Ted O’Meara, a Maine public relations veteran, was there and spoke to Aquaculture North America afterwards about American Aquafarms. “It’s clear that these are the wrong people in the wrong place who have built their project around 30 net pens using a technology that was only recently introduced to North America with a trial of just one pen. That’s not good enough for Maine, and with the opposition that is building, I don’t think they will be successful.”
The opposition in this case also includes some parts of government, namely the Bar Harbor-based officials of Acadia National Park. In July, the park superintendent sent a five-page letter of concerns to the Department of Marine Resources, where American Aquafarm’s preapplication is still under review.
Just about halfway between Belfast and Bar Harbor sits Bucksport, a community of 5,000 that welcomed the idea of a large, commercial salmon farm in 2018 after 575 workers had lost their jobs when the local paper mill closed a few years earlier.
Whole Oceans purchased 100 acres at the former mill site to build a $180-million RAS farm. Last December, it added 10 acres in the area of its saltwater intake that would also provide deep water access and a wharf with a warehouse.
In under two years, Whole Oceans secured nine local, state, and federal approvals, getting the greenlight at the end of 2019. By the following spring, the company had brought Michael Thompson on board as senior project coordinator to lead on-site work, including assembling design and construction teams and managing contractors.
This year, Whole Oceans thought it might get a helping hand from government when a bill was filed in April on behalf of Governor Mills that would exempt land-based aquaculture facilities from certain state building and energy code requirements, just as agricultural buildings are. “In our world, salmon are livestock,” Thompson told Bar Harbor-based MDIslander.
The Sierra Club of Maine provided testimony against the bill, known as LD 1473, and it died in committee.
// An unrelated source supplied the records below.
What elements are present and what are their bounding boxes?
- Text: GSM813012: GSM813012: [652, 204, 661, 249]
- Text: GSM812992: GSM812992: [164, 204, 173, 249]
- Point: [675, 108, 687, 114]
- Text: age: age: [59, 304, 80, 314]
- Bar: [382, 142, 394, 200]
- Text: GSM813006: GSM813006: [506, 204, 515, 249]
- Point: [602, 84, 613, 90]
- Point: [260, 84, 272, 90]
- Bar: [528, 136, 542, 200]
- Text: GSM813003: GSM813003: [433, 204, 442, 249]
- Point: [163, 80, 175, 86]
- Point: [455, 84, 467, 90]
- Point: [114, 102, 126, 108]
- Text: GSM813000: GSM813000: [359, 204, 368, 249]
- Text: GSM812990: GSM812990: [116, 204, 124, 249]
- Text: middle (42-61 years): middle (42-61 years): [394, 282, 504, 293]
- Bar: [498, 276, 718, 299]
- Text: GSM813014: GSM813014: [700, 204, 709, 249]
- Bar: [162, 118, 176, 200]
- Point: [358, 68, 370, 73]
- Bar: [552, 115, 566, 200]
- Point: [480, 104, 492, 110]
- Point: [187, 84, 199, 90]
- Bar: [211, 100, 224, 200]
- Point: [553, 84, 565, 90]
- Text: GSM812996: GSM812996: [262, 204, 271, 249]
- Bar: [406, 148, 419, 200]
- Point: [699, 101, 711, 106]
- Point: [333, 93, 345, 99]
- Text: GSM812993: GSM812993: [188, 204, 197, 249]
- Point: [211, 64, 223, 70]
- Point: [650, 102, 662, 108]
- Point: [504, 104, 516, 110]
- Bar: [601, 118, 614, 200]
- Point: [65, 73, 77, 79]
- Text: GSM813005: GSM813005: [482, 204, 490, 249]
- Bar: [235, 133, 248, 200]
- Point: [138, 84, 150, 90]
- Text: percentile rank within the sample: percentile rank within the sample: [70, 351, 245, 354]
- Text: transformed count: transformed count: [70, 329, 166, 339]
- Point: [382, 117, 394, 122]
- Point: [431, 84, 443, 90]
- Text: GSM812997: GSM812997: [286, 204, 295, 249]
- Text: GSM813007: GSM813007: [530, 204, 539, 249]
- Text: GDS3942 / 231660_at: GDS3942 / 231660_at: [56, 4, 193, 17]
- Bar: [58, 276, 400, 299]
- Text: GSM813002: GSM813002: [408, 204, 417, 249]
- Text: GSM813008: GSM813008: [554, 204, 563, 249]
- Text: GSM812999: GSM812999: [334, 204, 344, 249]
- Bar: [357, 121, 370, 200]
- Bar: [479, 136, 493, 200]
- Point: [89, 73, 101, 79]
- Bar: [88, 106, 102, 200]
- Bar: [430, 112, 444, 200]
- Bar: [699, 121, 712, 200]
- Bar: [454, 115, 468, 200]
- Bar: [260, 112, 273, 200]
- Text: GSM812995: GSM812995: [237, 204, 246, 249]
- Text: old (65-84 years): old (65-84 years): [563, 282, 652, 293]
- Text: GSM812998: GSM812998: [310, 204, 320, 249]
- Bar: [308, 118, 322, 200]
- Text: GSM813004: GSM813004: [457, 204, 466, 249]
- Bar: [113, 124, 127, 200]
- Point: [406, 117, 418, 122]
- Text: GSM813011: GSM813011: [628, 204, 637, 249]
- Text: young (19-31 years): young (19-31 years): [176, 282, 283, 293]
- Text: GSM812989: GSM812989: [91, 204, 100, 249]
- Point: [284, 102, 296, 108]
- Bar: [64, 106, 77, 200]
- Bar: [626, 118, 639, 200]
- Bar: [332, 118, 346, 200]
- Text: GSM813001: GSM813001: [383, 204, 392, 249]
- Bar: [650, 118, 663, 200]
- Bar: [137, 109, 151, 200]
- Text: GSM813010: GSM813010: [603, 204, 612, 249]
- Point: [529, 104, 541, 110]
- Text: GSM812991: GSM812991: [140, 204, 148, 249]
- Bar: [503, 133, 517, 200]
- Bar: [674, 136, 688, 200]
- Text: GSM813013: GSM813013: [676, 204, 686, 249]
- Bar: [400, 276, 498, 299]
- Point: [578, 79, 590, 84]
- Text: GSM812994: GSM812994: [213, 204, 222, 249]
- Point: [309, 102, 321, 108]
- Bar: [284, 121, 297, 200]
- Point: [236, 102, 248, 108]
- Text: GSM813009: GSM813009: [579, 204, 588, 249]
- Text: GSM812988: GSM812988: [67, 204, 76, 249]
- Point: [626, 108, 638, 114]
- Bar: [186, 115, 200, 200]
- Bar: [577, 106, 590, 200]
Cooke Aquaculture of Atlantic Canada has farmed Atlantic salmon in traditional net pens in three areas of Maine since 2004. Its southern-most cages are around Black Island, close to Bar Harbor.
Last August, Cooke self-reported the mass mortality of over 115,000 Atlantic salmon at two southern sites. It said the deaths were a result of low oxygen levels in the pens. Maine Department of Environmental Protection found no violations. The event was an issue of low oxygen in the pens, which is not a compliance issue, it said.
But the news that Friday morning in August about the die-off inflamed a public already smoldering about aquaculture. It came just in time for Sunday’s “Save the Bay” flotilla about 20 miles north as the seagull flies.